To support EV battery production, Biden turns to Defense Production Act

As part of a series of actions being taken to address gas prices and energy affordability, the Biden administration last week turned to a wartime tool to help ramp up the availability of critical materials needed for electric vehicles, sooner. 

According to a White House release, the Defense Production Act will be authorized to support lithium, nickel, cobalt, graphite, and manganese, among other minerals and materials, as needed for “large capacity batteries” for transportation and the power sector. 

As Bloomberg pointed out, the DPA goes back to 1950 and has seen a range of uses over decades—from steelmaking for the Korean War to Trump’s call for mask production. 

In terms of actual financial incentives, mining companies will be able to access $750 million from a federal fund. 

“We need to end our long-term reliance on China and other countries for inputs” for domestically made EVs and cheaper, cleaner electricity, Biden declared in official remarks. 

EV battery cathode material price trends, 2010-2021 – U.S. DOE

Although the U.S. pioneered many of the methods of mining and extraction globally, it sold or surrendered many of those facilities in previous decades, and it takes years to develop new mines and processing facilities.

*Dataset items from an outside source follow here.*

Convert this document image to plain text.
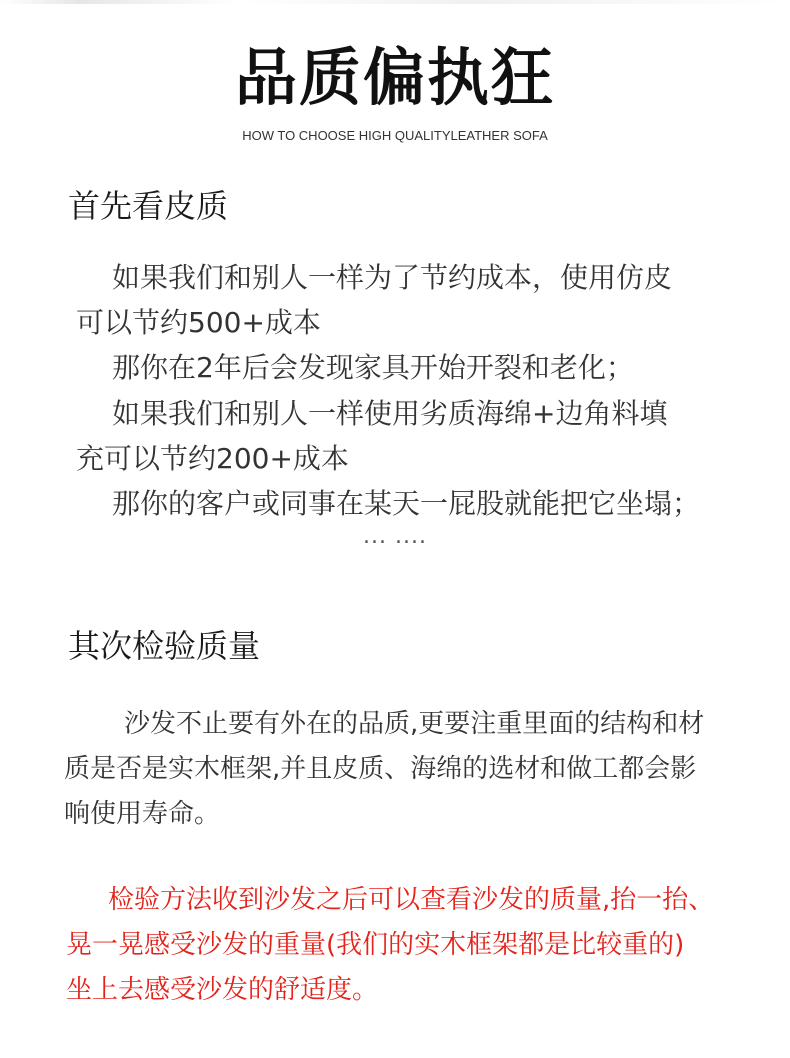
品质偏执狂
HOW TO CHOOSE HIGH QUALITYLEATHER SOFA
首先看皮质
如果我们和别人一样为了节约成本，使用仿皮
可以节约500+成本
那你在2年后会发现家具开始开裂和老化；
如果我们和别人一样使用劣质海绵+边角料填
充可以节约200+成本
那你的客户或同事在某天一屁股就能把它坐塌；
... ....
其次检验质量
沙发不止要有外在的品质,更要注重里面的结构和材
质是否是实木框架,并且皮质、海绵的选材和做工都会影
响使用寿命。
检验方法收到沙发之后可以查看沙发的质量,抬一抬、
晃一晃感受沙发的重量(我们的实木框架都是比较重的)
坐上去感受沙发的舒适度。
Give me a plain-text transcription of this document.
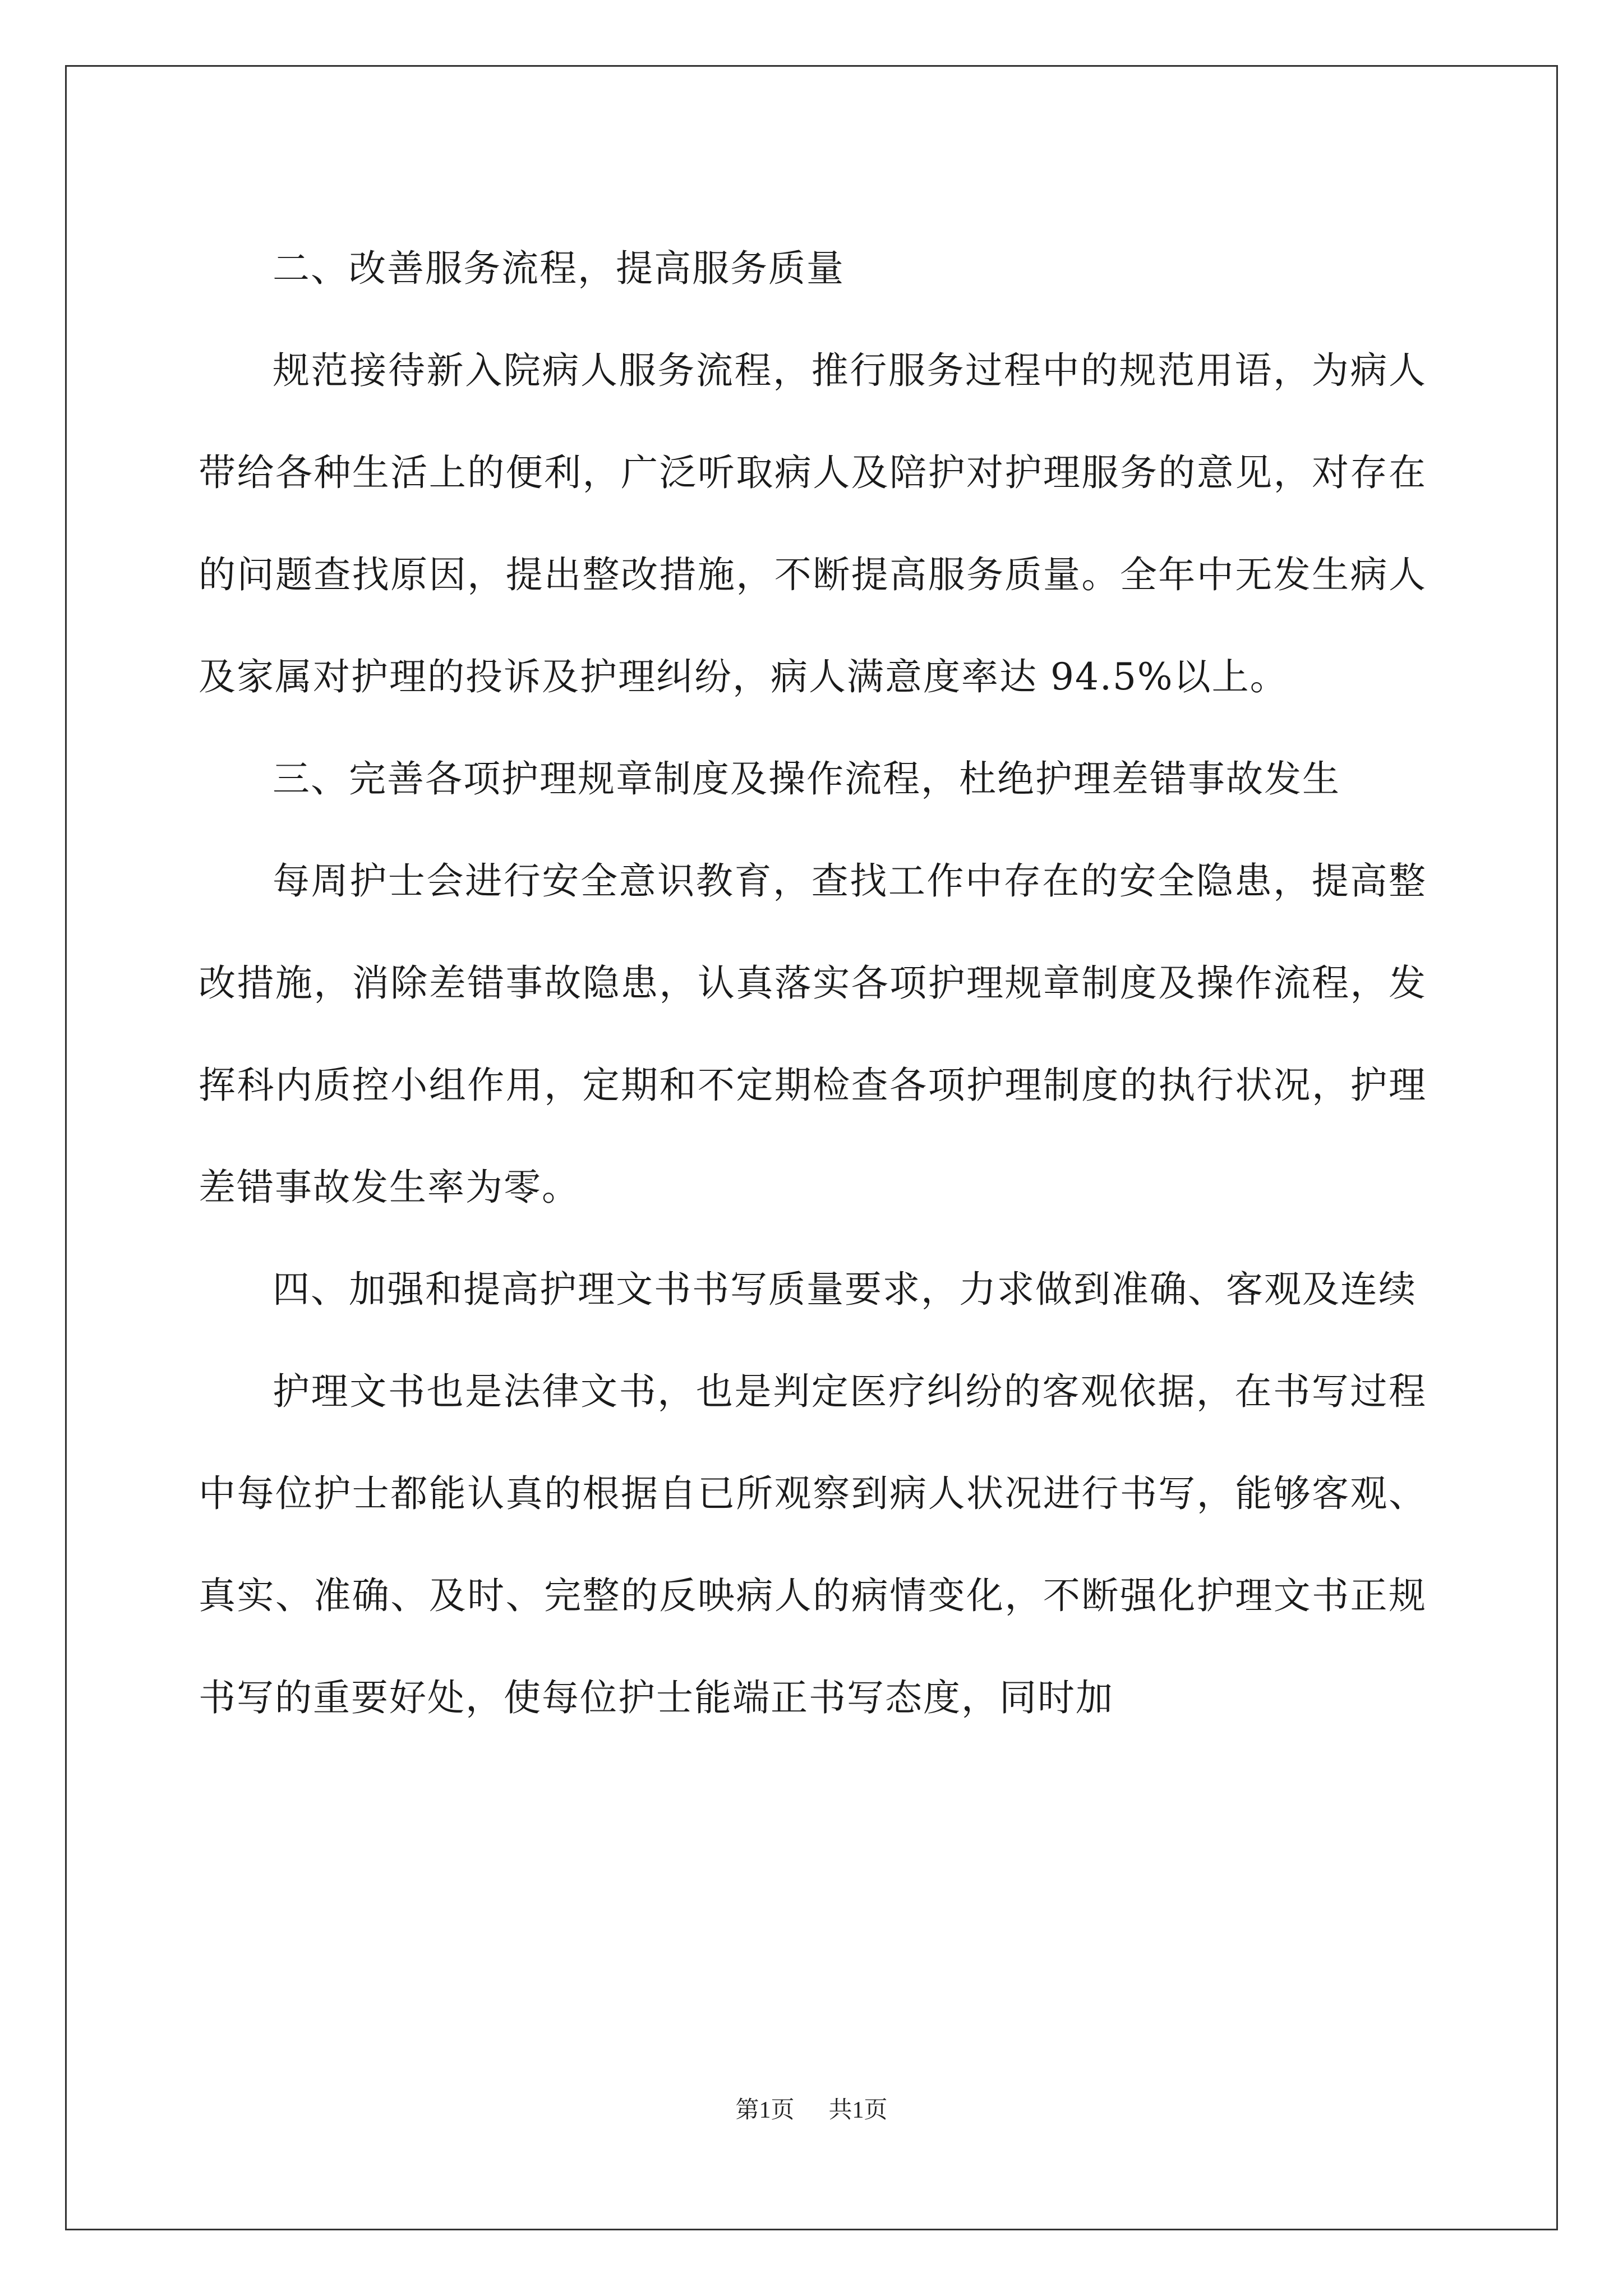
二、改善服务流程，提高服务质量

规范接待新入院病人服务流程，推行服务过程中的规范用语，为病人带给各种生活上的便利，广泛听取病人及陪护对护理服务的意见，对存在的问题查找原因，提出整改措施，不断提高服务质量。全年中无发生病人及家属对护理的投诉及护理纠纷，病人满意度率达 94.5%以上。

三、完善各项护理规章制度及操作流程，杜绝护理差错事故发生

每周护士会进行安全意识教育，查找工作中存在的安全隐患，提高整改措施，消除差错事故隐患，认真落实各项护理规章制度及操作流程，发挥科内质控小组作用，定期和不定期检查各项护理制度的执行状况，护理差错事故发生率为零。

四、加强和提高护理文书书写质量要求，力求做到准确、客观及连续

护理文书也是法律文书，也是判定医疗纠纷的客观依据，在书写过程中每位护士都能认真的根据自已所观察到病人状况进行书写，能够客观、真实、准确、及时、完整的反映病人的病情变化，不断强化护理文书正规书写的重要好处，使每位护士能端正书写态度，同时加

第1页 共1页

As Bloomberg points out, the U.S. relies on 100% of its graphite, manganese, and rare earth ingredients from other countries, while the vast majority of vanadium, antimony, and cobalt come from outside the U.S. 

As we recently noted, this is especially the case with cobalt, with facilities in the Democratic Republic of Congo largely under the control of Chinese companies—making the U.S. more subject to price volatility.

Coal Mine

Coal Mine

Senator Joe Manchin, the Democrats’ holdout over some of the most aggressive supply-chain actions that might have been contained in the Build Back Better infrastructure supplement, has taken some puzzling and hypocritical positions about electric vehicles. Most notably, he has pointed to the dominance of China in mined materials and compared the battery supply-chain pinch to the 1973-74 oil crisis. The latter event was one of the first uses of global oil supply as a weapon. 

Manchin’s home state of West Virginia depends on mining—of coal, an export to the rest of the world. 

Until Congress can align on stronger infrastructure spending to help build the supply chain to a next level, executive actions such as this and the Executive Order that originally sounded the alarm bell are baby steps to gain U.S. mineral and metal preeminence back.